The second group of losers is employees of Rent The Runway. Not the founders, they’ll do well because even if the value declines from the $1 billion valuation, it’s way above the minimal value they got their stock at. But employees who came in later, and who are counting on the value of their stock options for their nest egg, will find that if the price of their options is based on the more recent fundraising, when the time comes for them to realize on their investment it will be worth little to nothing.
If you’re reading this and you work at Rent The Runway, I’m talking to you. You should stop counting on your options as real value, especially if you joined the company in the last year or two. Find out if you can what the strike price is on your options and what valuation is implied by that price. If possible, connect on LinkedIn to people who have worked at Gilt Groupe and ask them how they made out on their options. You may not like the answers but you won’t regret the exercise.

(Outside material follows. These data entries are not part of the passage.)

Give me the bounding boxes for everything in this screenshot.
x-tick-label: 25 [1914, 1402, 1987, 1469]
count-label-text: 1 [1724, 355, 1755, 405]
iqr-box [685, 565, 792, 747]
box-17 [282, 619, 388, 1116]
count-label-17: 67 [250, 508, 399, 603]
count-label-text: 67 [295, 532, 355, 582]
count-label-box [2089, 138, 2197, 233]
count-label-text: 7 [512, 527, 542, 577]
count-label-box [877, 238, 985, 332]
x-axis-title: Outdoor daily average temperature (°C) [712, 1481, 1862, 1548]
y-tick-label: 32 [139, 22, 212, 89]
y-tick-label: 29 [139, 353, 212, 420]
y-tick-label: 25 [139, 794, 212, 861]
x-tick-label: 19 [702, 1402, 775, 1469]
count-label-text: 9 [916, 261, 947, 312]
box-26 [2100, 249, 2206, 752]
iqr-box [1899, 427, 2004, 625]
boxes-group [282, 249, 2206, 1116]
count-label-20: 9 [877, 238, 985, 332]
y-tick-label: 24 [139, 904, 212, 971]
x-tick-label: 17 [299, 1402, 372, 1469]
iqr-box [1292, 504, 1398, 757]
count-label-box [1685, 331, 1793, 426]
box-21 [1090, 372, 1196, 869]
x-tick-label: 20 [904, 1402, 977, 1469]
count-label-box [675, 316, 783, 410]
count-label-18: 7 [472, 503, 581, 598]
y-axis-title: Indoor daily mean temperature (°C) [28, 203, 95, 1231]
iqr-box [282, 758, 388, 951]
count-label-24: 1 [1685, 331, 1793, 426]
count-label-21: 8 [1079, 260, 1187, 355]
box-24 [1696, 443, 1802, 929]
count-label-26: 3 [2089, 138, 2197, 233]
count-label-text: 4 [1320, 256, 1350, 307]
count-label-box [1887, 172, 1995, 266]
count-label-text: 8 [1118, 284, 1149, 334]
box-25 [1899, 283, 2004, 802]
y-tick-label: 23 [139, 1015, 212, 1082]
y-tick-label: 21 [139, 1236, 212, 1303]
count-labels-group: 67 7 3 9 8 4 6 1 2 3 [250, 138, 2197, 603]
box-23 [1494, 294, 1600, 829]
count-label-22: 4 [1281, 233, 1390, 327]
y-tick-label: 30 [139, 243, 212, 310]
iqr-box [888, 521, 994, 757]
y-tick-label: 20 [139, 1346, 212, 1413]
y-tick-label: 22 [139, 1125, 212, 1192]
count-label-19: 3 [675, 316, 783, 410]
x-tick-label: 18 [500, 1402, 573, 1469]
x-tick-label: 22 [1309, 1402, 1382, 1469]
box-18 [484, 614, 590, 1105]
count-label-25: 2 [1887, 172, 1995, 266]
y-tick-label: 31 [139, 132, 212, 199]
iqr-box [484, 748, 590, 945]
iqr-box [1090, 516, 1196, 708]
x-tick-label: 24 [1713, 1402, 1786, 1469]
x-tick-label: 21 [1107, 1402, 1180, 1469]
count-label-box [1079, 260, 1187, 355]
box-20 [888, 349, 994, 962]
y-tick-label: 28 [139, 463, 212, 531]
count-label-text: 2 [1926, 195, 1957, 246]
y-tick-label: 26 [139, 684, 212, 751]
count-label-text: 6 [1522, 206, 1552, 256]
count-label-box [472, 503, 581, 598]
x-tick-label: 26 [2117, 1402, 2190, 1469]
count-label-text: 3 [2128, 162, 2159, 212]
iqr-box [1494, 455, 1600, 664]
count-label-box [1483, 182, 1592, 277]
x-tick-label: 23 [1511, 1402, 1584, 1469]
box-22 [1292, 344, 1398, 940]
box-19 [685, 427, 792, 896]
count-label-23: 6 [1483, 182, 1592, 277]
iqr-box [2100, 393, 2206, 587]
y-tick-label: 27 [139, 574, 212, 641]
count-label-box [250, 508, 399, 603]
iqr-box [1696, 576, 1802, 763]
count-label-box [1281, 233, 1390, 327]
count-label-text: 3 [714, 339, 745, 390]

Wall Street is known as a cutthroat place for good reason, financial markets are merciless. On the way up, it’s a great ride but sometimes the ride isn’t justified by fundamental values. That can happen when different types of businesses like dress companies and data companies are conflated. Eventually, the uninitiated investor wises up, the ball rolls back down the hill and getting out of the way is the move. I like Rent The Runway and it provides a great service. The business can grow and it can be a very successful company. Over time, it will have imitators and competitors. But the valuation doesn’t reflect the way world works. Eventually, investors will measure the company on its profits and when that happens, the valuation will get adjusted, one way or the other.